Let’s take a look at 5 major apps we’re missing out on…
For some reason, Malta has never truly embraced Twitter, while it’s become a way of life in the US, UK and EU. Sure, local companies, political figures, and media organizations may feel obliged to tweet, but it seems the average citizen just doesn’t get it. Perhaps we just don’t have the same sense of celebrity culture, as getting to follow and respond to the rich and famous is a major part of the app’s appeal. And while many locals crave attention, we prefer our fix with the more visual Instagram.
Tinder has turned the perception of online dating in Malta from a dirty secret to a social norm. But now that it’s mainstream, why aren’t we trying out more apps? Bumble may be the next big thing. It uses the familiar ‘Swipe left, swipe right’ format, but has some intriguing differences. Firstly, when a pair is matched, the woman must initiate the conversation, and do so in a 24 hour time frame. The man must then respond back in 24 hours. (For same sex matches, either can initiate but time limits still apply).
3. Viber/ Line
We’re gonna cheat a bit, and include two-in-one here, as Viber and Line are pretty similar alternatives to Whatsapp. Viber and Line both have the edge over Whatsapp when it comes to features, games and, most of all, stickers. Nevertheless, using either option may prove frustrating in Malta where so few folk are users. Viber is a big hit among Eastern European countries, while Line is huge in Asia, particularly Japan.
Bitmoji is big in the US but never really caught on here. This app enables you to create your own cartoon avatar and design your own personalized stickers, as well as cartoon memes and merchandise. Perhaps we’ve not got the same cartoon-culture as the US, or their style is too cutesy for our taste.
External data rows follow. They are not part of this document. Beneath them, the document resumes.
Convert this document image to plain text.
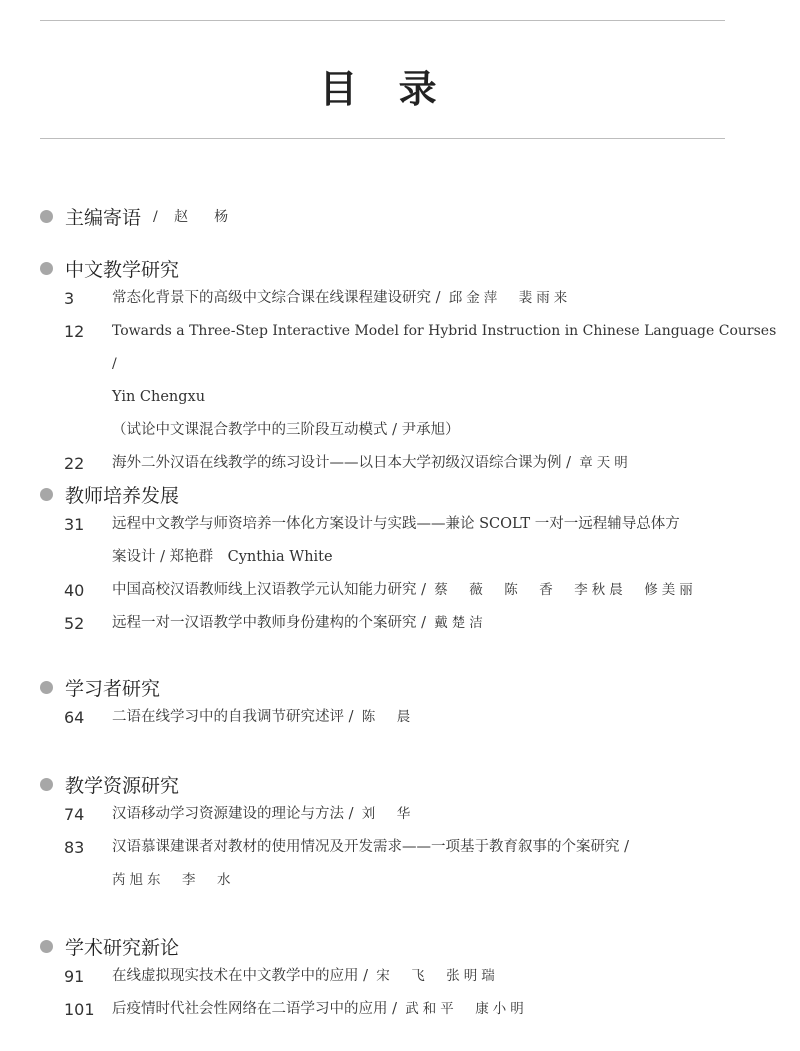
目 录
主编寄语 / 赵　杨
中文教学研究
3	常态化背景下的高级中文综合课在线课程建设研究 / 邱金萍　裴雨来
12	Towards a Three-Step Interactive Model for Hybrid Instruction in Chinese Language Courses /
Yin Chengxu
（试论中文课混合教学中的三阶段互动模式 / 尹承旭）
22	海外二外汉语在线教学的练习设计——以日本大学初级汉语综合课为例 / 章天明
教师培养发展
31	远程中文教学与师资培养一体化方案设计与实践——兼论 SCOLT 一对一远程辅导总体方
案设计 / 郑艳群　Cynthia White
40	中国高校汉语教师线上汉语教学元认知能力研究 / 蔡　薇　陈　香　李秋晨　修美丽
52	远程一对一汉语教学中教师身份建构的个案研究 / 戴楚洁
学习者研究
64	二语在线学习中的自我调节研究述评 / 陈　晨
教学资源研究
74	汉语移动学习资源建设的理论与方法 / 刘　华
83	汉语慕课建课者对教材的使用情况及开发需求——一项基于教育叙事的个案研究 /
芮旭东　李　水
学术研究新论
91	在线虚拟现实技术在中文教学中的应用 / 宋　飞　张明瑞
101	后疫情时代社会性网络在二语学习中的应用 / 武和平　康小明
You may not have heard of Likee, but it’s being called a potential challenger to TikTok’s throne. The Singaporean video-making app offers a lot to users, which explains its rising popularity. This includes a huge choice of special effects to play with that frankly blow TikTok’s out of the water. Right now, the apps making big waves in Asia, but the western world, including Malta, could soon be catching on.